2.2. Die Voraussetzungen einer ordnungsgemäßen Ladung sind in §19 AVG (iVm §24 VStG), für den Beschuldigten zusätzlich in §41 VStG geregelt. §51e Abs6 VStG betrifft die Rechtzeitigkeit der Ladung.

Gemäß §41 Abs3 VStG kann die Ladung auch die Androhung enthalten, dass das Strafverfahren, wenn der Beschuldigte der Ladung keine Folge leistet, ohne seine Anhörung durchgeführt werden kann. Allerdings sieht der zweite Satz dieser Bestimmung vor, dass diese Rechtsfolge nur dann eintreten kann, wenn sie in der Ladung angedroht und wenn die Ladung dem Beschuldigten zu eigenen Handen zugestellt worden ist (vgl. dazu auch VwGH 4.9.2006, 2003/09/0088).

2.3. Die - zu diesem Zeitpunkt noch nicht (anwaltlich) vertretene - Beschwerdeführerin wurde im Ladungsbescheid vom 11. Juli 2008 zwar darauf hingewiesen, dass das Nichterscheinen einer Partei gemäß §51f Abs2 VStG trotz ordnungsgemäßer Ladung weder die Durchführung der Verhandlung noch die Fällung des Erkenntnisses hindert; der UVS hat jedoch - entgegen der ausdrücklichen Anordnung in §41 Abs3 VStG - keine eigenhändige Zustellung des Ladungsbescheides verfügt. Der an die Beschwerdeführerin gerichtete Ladungsbescheid wurde am 16. Juli 2008 durch Hinterlegung beim Postamt zugestellt.

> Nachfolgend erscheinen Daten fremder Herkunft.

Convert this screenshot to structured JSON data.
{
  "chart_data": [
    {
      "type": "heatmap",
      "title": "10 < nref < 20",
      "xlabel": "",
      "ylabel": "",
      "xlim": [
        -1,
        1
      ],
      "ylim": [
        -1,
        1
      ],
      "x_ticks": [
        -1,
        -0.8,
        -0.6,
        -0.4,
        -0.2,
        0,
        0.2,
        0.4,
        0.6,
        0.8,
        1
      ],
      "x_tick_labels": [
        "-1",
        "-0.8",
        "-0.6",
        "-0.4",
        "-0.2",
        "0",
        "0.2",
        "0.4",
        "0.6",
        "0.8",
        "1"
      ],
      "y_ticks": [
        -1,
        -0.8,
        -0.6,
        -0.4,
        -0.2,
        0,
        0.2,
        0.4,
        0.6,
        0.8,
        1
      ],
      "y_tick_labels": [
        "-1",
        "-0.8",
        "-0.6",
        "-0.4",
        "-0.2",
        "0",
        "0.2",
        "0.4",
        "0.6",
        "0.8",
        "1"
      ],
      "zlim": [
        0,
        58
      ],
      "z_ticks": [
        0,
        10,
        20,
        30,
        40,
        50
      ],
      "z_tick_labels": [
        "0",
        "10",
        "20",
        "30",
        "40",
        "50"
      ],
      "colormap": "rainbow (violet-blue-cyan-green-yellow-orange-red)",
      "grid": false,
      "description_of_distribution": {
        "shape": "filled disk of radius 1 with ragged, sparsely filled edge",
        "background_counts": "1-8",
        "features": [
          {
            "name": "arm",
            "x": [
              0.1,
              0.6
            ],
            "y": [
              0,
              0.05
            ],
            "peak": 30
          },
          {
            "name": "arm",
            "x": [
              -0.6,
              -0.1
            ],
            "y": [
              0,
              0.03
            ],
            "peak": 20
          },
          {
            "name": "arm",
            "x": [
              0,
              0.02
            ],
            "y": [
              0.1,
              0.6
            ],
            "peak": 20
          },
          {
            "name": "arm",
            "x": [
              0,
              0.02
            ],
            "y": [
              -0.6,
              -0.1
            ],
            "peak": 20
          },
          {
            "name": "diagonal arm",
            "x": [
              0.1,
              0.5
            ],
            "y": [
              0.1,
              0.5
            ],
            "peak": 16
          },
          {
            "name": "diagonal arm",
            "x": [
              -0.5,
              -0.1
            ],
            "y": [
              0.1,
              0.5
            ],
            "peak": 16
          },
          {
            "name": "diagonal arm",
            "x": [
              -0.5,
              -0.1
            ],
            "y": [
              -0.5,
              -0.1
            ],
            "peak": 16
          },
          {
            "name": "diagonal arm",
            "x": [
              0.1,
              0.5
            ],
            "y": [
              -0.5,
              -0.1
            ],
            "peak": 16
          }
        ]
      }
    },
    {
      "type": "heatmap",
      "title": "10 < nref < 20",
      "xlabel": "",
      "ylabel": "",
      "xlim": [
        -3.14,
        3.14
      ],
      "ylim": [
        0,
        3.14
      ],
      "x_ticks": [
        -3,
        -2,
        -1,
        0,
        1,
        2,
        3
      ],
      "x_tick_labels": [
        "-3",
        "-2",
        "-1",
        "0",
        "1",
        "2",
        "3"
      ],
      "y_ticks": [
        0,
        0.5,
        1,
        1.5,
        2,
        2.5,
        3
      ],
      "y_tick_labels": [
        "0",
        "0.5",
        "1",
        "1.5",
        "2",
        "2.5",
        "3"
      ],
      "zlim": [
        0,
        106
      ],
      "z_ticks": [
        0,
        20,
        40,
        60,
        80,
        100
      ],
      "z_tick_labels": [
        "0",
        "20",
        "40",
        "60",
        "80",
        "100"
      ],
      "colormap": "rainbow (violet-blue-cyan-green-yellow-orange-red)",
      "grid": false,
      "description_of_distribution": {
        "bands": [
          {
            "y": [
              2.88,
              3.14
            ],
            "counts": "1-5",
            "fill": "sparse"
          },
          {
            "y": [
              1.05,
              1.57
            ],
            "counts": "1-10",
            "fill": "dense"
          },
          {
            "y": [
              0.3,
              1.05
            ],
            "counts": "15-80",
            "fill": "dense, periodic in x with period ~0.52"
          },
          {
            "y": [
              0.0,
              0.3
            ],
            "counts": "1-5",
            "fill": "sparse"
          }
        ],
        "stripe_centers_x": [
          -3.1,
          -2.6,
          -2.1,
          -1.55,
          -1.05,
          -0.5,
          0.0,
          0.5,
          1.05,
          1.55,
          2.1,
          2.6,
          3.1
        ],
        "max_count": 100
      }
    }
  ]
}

Da es angesichts dessen entscheidend ist (s. §7 ZustG), ob der Ladungsbescheid der Beschwerdeführerin tatsächlich zugekommen ist und sie nicht etwa nur von seinem Inhalt Kenntnis erlangt hat (vgl. dazu etwa VwGH 27.8.1996, 96/05/0055; 26.5.2000, 99/02/0112 mwN; 24.8.2006, 2005/17/0281), hätte der UVS, um beurteilen zu können, ob eine "ordnungsgemäße Ladung" iSd §51f Abs2 VStG vorlag, Ermittlungen über den Verlauf des - nicht zu eigenen Handen verfügten - Zustellvorganges anstellen müssen.

Dadurch, dass der UVS die für die Beurteilung der Zulässigkeit der Durchführung der Verhandlung in Abwesenheit der Beschwerdeführerin notwendigen Feststellungen unterlassen hat, wurde diese im verfassungsgesetzlich gewährleisteten Recht auf Versammlungsfreiheit verletzt.

3. Der Bescheid war daher aufzuheben.

Damit erübrigt es sich, auf das weitere Beschwerdevorbringen einzugehen.

III. 1. Die Kostenentscheidung stützt sich auf §88 VfGG. In den zugesprochenen Kosten sind Umsatzsteuer sowie der Ersatz der Eingabengebühr im verzeichneten Ausmaß enthalten.

2. Dies konnte gemäß §19 Abs4 erster Satz VfGG ohne mündliche Verhandlung in nichtöffentlicher Sitzung beschlossen werden.